Sérios trabalhos sobre história eclesiástica ocuparam os últimos anos do P. Cellot. Ele produziu uma Historia Gotteschalchi, in-fol., Paris, 1655, dirigida contra os jansenistas. Nela, chama Jansenius: sectæ tumultuantis auctor et princeps, e lhe reconhece um ancestral no famoso monge de Orbais, de quem o acusa de reproduzir o erro predestinacionista. Ele se volta também contra Gilbert Mauguin, este presidente da corte de contas que acabava, em uma publicação importante, de reabilitar a memória de Gotescalc na sequência dos calvinistas Usserus e Vossius. A História do P. Cellot é "exata e completa", segundo o P. Rapin, e estabelece "o verdadeiro sentimento de Godescalc sobre a predestinação, tanto para a pena quanto para a recompensa". Misturas inéditas e um opúsculo sobre o livre-arbítrio, adicionados a esta obra, atraíram novamente a severidade do Index, que os condenou, por decreto tardio de 3 de abril de 1781. Deve-se ainda ao P. Cellot a publicação de diversos opúsculos de Hincmar de Reims e os Atos do concílio de Donzy.
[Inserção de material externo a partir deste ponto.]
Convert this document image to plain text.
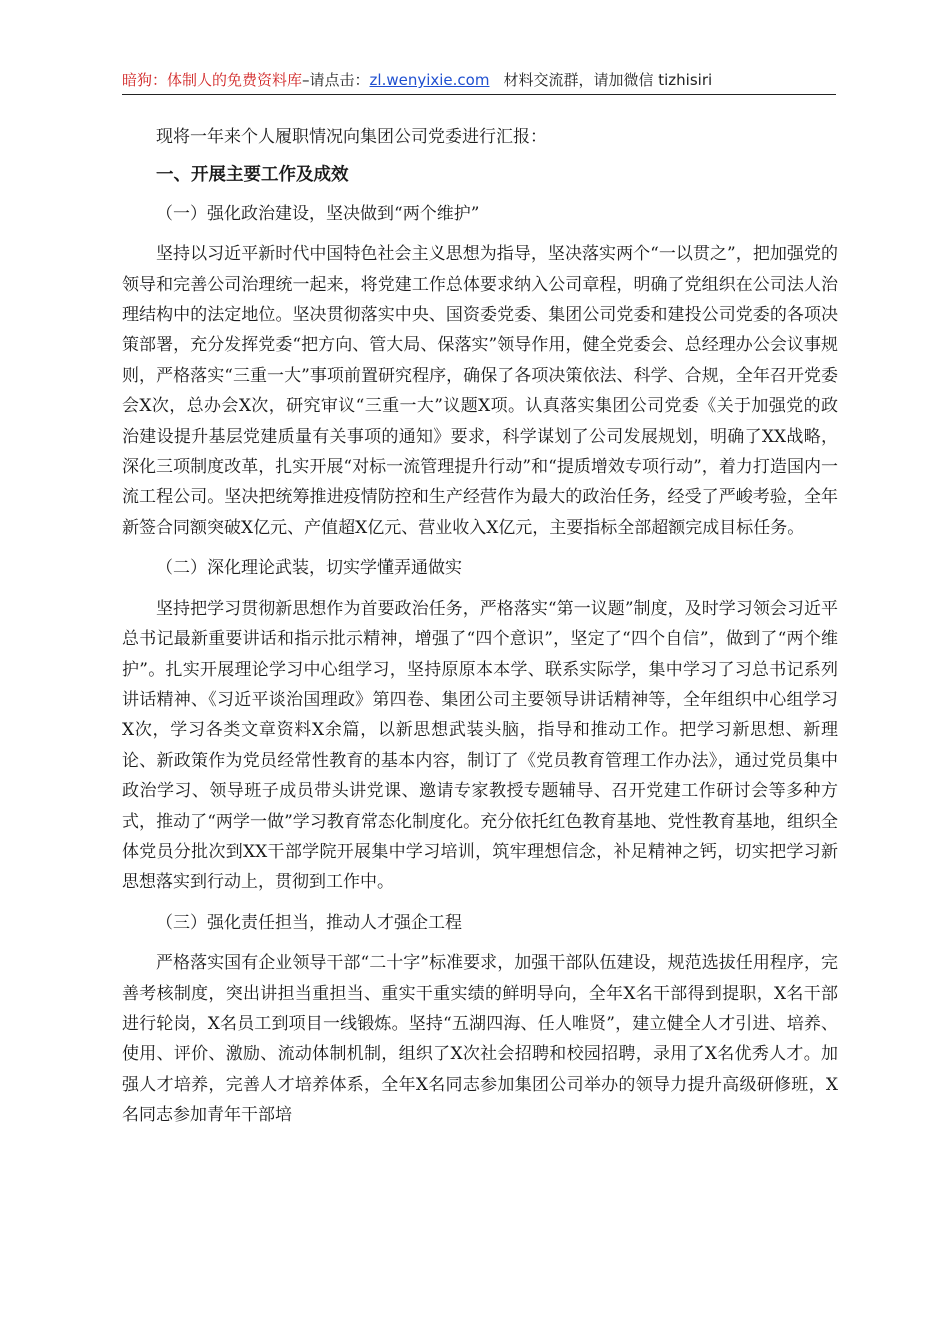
暗狗：体制人的免费资料库–请点击：zl.wenyixie.com 材料交流群，请加微信 tizhisiri

现将一年来个人履职情况向集团公司党委进行汇报：

一、开展主要工作及成效

（一）强化政治建设，坚决做到“两个维护”

坚持以习近平新时代中国特色社会主义思想为指导，坚决落实两个“一以贯之”，把加强党的领导和完善公司治理统一起来，将党建工作总体要求纳入公司章程，明确了党组织在公司法人治理结构中的法定地位。坚决贯彻落实中央、国资委党委、集团公司党委和建投公司党委的各项决策部署，充分发挥党委“把方向、管大局、保落实”领导作用，健全党委会、总经理办公会议事规则，严格落实“三重一大”事项前置研究程序，确保了各项决策依法、科学、合规，全年召开党委会X次，总办会X次，研究审议“三重一大”议题X项。认真落实集团公司党委《关于加强党的政治建设提升基层党建质量有关事项的通知》要求，科学谋划了公司发展规划，明确了XX战略，深化三项制度改革，扎实开展“对标一流管理提升行动”和“提质增效专项行动”，着力打造国内一流工程公司。坚决把统筹推进疫情防控和生产经营作为最大的政治任务，经受了严峻考验，全年新签合同额突破X亿元、产值超X亿元、营业收入X亿元，主要指标全部超额完成目标任务。

（二）深化理论武装，切实学懂弄通做实

坚持把学习贯彻新思想作为首要政治任务，严格落实“第一议题”制度，及时学习领会习近平总书记最新重要讲话和指示批示精神，增强了“四个意识”，坚定了“四个自信”，做到了“两个维护”。扎实开展理论学习中心组学习，坚持原原本本学、联系实际学，集中学习了习总书记系列讲话精神、《习近平谈治国理政》第四卷、集团公司主要领导讲话精神等，全年组织中心组学习X次，学习各类文章资料X余篇，以新思想武装头脑，指导和推动工作。把学习新思想、新理论、新政策作为党员经常性教育的基本内容，制订了《党员教育管理工作办法》，通过党员集中政治学习、领导班子成员带头讲党课、邀请专家教授专题辅导、召开党建工作研讨会等多种方式，推动了“两学一做”学习教育常态化制度化。充分依托红色教育基地、党性教育基地，组织全体党员分批次到XX干部学院开展集中学习培训，筑牢理想信念，补足精神之钙，切实把学习新思想落实到行动上，贯彻到工作中。

（三）强化责任担当，推动人才强企工程

严格落实国有企业领导干部“二十字”标准要求，加强干部队伍建设，规范选拔任用程序，完善考核制度，突出讲担当重担当、重实干重实绩的鲜明导向，全年X名干部得到提职，X名干部进行轮岗，X名员工到项目一线锻炼。坚持“五湖四海、任人唯贤”，建立健全人才引进、培养、使用、评价、激励、流动体制机制，组织了X次社会招聘和校园招聘，录用了X名优秀人才。加强人才培养，完善人才培养体系，全年X名同志参加集团公司举办的领导力提升高级研修班，X名同志参加青年干部培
Papéis do P. Cellot, na Biblioteca nacional de Paris, novo fundo latino (antigo resíduo Saint-Germain), 2 in-fol., 13137-13138; Sommervogel, Bibliothèque de la Cie de Jésus, t. I, col. 948-952; Hamy, Galerie illustrée de la Cie de Jésus, t. III, p. 37; Arquivos dos bolandistas em Bruxelas, dossiê Van Aken, carta de Rouen, "31 de maio de 1641", sobre o caso da hierarquia na faculdade de Paris; abade Maynard, Les Provinciales et leur réfutation, in-8°, Paris, 1851, t. I, p. 451; Aubineau, Mémoires du P. Rapin, t. I, p. 233-234; abade Féret, La faculté de théologie de Paris et ses docteurs les plus célèbres. Epoque moderne, in-8°, Paris, 1904, t. II, p. 164-166.